Has anyone ever said, “You have so much potential”?  And for some reason, instead of hearing it as I can do great things, you heard I’m not doing great right now or Something’s wrong with the way I am right now.  I’m guilty of that.  And the timing and who the message comes from makes a big difference…

I was working at Nordstrom in downtown San Francisco when I received a phone call that I got accepted into UCLA.  I ran to my sister’s store nearby, we hugged, rejoiced and celebrated together in her stock room.  At some point between the hugging, my sister looked at me and said “you’re going to be so great. I just know it.”  That didn’t make me feel like I wasn’t great – something awesome just happened and my future was looking bright.  I took it as her words of truth and support. 

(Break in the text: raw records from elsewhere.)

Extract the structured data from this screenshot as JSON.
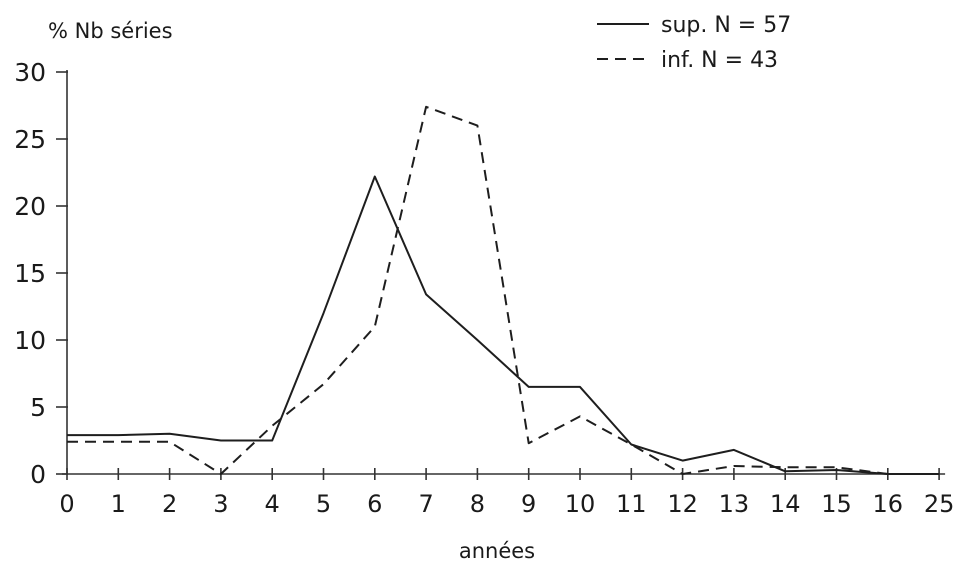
{
  "chart_data": {
    "type": "line",
    "title": "",
    "ylabel": "% Nb séries",
    "xlabel": "années",
    "categories": [
      "0",
      "1",
      "2",
      "3",
      "4",
      "5",
      "6",
      "7",
      "8",
      "9",
      "10",
      "11",
      "12",
      "13",
      "14",
      "15",
      "16",
      "25"
    ],
    "ylim": [
      0,
      30
    ],
    "yticks": [
      0,
      5,
      10,
      15,
      20,
      25,
      30
    ],
    "grid": false,
    "legend_position": "top-right",
    "series": [
      {
        "name": "sup. N = 57",
        "style": "solid",
        "values": [
          2.9,
          2.9,
          3.0,
          2.5,
          2.5,
          12.0,
          22.2,
          13.4,
          10.0,
          6.5,
          6.5,
          2.2,
          1.0,
          1.8,
          0.2,
          0.3,
          0.0,
          0.0
        ]
      },
      {
        "name": "inf. N = 43",
        "style": "dashed",
        "values": [
          2.4,
          2.4,
          2.4,
          0.0,
          3.6,
          6.7,
          11.0,
          27.4,
          26.0,
          2.3,
          4.3,
          2.2,
          0.0,
          0.6,
          0.5,
          0.5,
          0.0,
          0.0
        ]
      }
    ]
  },
  "colors": {
    "ink": "#1e1e1e",
    "background": "#ffffff"
  }
}
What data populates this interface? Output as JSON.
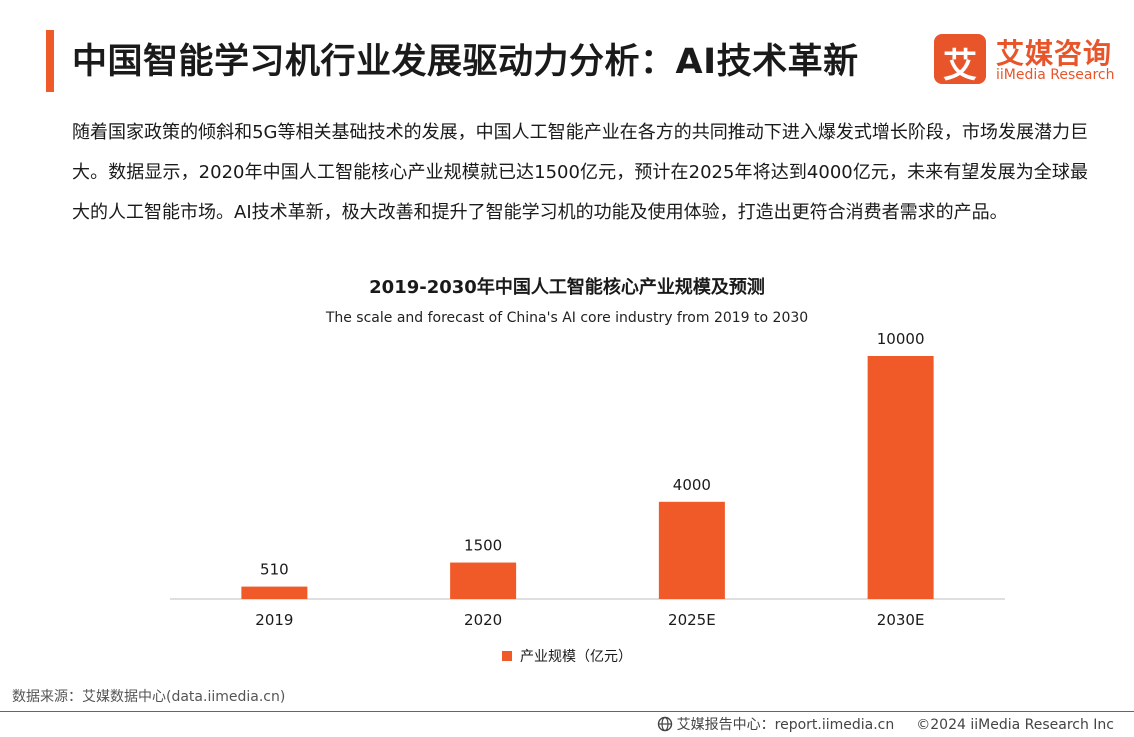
{
  "header": {
    "title": "中国智能学习机行业发展驱动力分析：AI技术革新"
  },
  "logo": {
    "mark": "艾",
    "name_cn": "艾媒咨询",
    "name_en": "iiMedia Research"
  },
  "intro": "随着国家政策的倾斜和5G等相关基础技术的发展，中国人工智能产业在各方的共同推动下进入爆发式增长阶段，市场发展潜力巨大。数据显示，2020年中国人工智能核心产业规模就已达1500亿元，预计在2025年将达到4000亿元，未来有望发展为全球最大的人工智能市场。AI技术革新，极大改善和提升了智能学习机的功能及使用体验，打造出更符合消费者需求的产品。",
  "chart_data": {
    "type": "bar",
    "title": "2019-2030年中国人工智能核心产业规模及预测",
    "subtitle": "The scale and forecast of China's AI core industry from 2019 to 2030",
    "categories": [
      "2019",
      "2020",
      "2025E",
      "2030E"
    ],
    "series": [
      {
        "name": "产业规模（亿元）",
        "values": [
          510,
          1500,
          4000,
          10000
        ],
        "color": "#f05a28"
      }
    ],
    "ylim": [
      0,
      10000
    ],
    "y_axis_visible": false,
    "grid": false,
    "data_labels": true,
    "legend": "bottom-center"
  },
  "source": "数据来源：艾媒数据中心(data.iimedia.cn)",
  "footer": {
    "report": "艾媒报告中心：report.iimedia.cn",
    "copyright": "©2024  iiMedia Research  Inc"
  },
  "colors": {
    "accent": "#f05a28",
    "text": "#1a1a1a",
    "axis": "#bfbfbf"
  }
}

On the other hand, I’ve had tough business planning conversations with my better half while starting SilhouPETte.  He explained that he was invested in my success and that I have so much potential.  Regardless of his sweet efforts to advise and support me in my business, I took those words to mean I’m not doing enough right now — even though he’s the most supportive person in my life who truly wants the best for me. 

When we hear something that makes us feel unaccepted for who we are right now, it can feel like a setback that really hurts.  There’s so much freedom in being accepted exactly as we are, successes and failures, healthy eater or junk food addict (I’ve been both), and in my case, anxiety-stricken and panic attack prone.

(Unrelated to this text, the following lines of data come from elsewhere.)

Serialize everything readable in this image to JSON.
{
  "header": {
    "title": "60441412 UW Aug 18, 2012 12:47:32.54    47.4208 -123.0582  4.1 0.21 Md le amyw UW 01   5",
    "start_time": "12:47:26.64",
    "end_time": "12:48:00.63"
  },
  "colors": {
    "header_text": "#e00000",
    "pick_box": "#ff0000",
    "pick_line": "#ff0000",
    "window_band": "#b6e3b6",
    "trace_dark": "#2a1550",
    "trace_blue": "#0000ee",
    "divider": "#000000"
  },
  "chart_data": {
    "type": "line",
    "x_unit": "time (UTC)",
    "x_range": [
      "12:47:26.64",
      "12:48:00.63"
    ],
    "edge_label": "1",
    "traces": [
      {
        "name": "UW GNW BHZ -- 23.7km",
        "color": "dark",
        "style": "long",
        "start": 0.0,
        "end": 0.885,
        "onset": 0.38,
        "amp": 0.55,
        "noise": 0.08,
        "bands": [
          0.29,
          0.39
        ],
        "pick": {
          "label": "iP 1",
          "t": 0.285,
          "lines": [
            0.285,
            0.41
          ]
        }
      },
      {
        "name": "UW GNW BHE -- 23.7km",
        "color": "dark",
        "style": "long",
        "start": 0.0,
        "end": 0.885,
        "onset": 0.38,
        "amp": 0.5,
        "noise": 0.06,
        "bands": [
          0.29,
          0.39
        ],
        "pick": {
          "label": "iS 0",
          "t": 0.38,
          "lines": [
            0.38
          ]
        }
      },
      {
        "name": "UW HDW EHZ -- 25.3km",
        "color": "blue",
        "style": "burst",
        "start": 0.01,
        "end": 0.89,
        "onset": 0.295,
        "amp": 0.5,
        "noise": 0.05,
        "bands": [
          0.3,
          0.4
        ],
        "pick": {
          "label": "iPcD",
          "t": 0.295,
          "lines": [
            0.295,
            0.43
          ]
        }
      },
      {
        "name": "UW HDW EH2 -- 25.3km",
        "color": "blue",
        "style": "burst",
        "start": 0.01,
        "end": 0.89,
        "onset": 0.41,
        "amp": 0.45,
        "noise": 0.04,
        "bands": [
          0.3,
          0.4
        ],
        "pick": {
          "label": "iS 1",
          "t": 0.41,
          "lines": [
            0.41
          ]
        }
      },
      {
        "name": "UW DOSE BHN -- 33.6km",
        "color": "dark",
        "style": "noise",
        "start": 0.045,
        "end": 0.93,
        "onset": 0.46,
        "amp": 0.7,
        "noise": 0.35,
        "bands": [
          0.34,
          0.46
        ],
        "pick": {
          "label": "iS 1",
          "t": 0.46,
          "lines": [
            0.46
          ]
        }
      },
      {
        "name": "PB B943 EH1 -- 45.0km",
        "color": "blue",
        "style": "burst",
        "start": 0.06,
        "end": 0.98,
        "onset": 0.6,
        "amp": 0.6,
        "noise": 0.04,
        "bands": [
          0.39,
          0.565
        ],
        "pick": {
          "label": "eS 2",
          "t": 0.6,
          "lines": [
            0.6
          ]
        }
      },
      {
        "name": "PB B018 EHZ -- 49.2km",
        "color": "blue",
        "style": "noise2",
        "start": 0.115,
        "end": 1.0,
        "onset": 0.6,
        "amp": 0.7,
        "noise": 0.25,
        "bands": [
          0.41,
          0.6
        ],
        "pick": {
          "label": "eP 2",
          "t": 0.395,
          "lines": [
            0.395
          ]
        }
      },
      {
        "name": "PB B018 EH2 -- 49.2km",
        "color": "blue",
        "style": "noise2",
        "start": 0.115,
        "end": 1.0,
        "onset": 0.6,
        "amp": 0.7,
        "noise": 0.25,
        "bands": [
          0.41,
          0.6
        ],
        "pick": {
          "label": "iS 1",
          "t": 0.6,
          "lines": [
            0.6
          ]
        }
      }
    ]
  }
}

I suffered from anxiety and panic attacks when Mark and I were dating.  My anxieties would occasionally start some kind of argument, and we’d go to bed upset.  Not resolving our issues before bedtime would create an all-hell-broke-loose-disaster in my mind and I would have a panic attack just after the lights went off at bedtime.  It was torture for both of us and Mark had no idea how to handle it. 

Initially, he’d get annoyed, toss, turn and huff, and sometimes sleep in another room (we were just in an argument after all).  That only made the impact harder for me to deal with.  I’d call a best friend who I knew was up at 2am (love you, Lisa), and she’d talk me through it.  After this happened a couple times, I wished my boyfriend who became my fiancé in time, would be the one I could go to, to talk me through it.  I don’t know what changed, but at some point, he became that person. 

He started to notice the cycle, recognized signs of it coming, and instead of leaving the room, he’d pull the blankets back, turn on the lights (wasn’t the most gentle approach, but it worked), and tell me to get up and move around.  The first time he did that, it shook me so much that my panic attack ended immediately.  When Mark took action to help me deal with my panic attacks, I felt accepted and loved, with panic attacks and all. 

It happened only a couple more times after that.  Eventually between switching birth control pills (should have been an obvious one!) and gaining confidence that I could be “flawed” and still loved – the panic attacks and anxiety disappeared. 

Mark showing that he accepted what once felt like a major flaw, made it feel like less of one.  It gave me space to talk to him about it, look for answers together, and heal.  We look back at those anxious early days in disbelief that that was actually me.

Having just one person – especially the person I’m most intimate with – accept me and not run away during those intense moments, gave me the space to grow out of them.  Mark and I have been together since 2009 and 2010 was the last time I had an attack.  I am so grateful that he stood by my side, while we worked through it as a team.

With my whole heart I truly believe that we all can grow, when we are accepted exactly as we are. There is more freedom than we can imagine in acceptance, and what we resist — about others or ourselves — always persists. Once given the gift of acceptance by others to be exactly who we are, there is an opportunity for them to choose us or not. Once we accept ourselves exactly as we are, we give ourselves space to choose a new path or stay on the same one.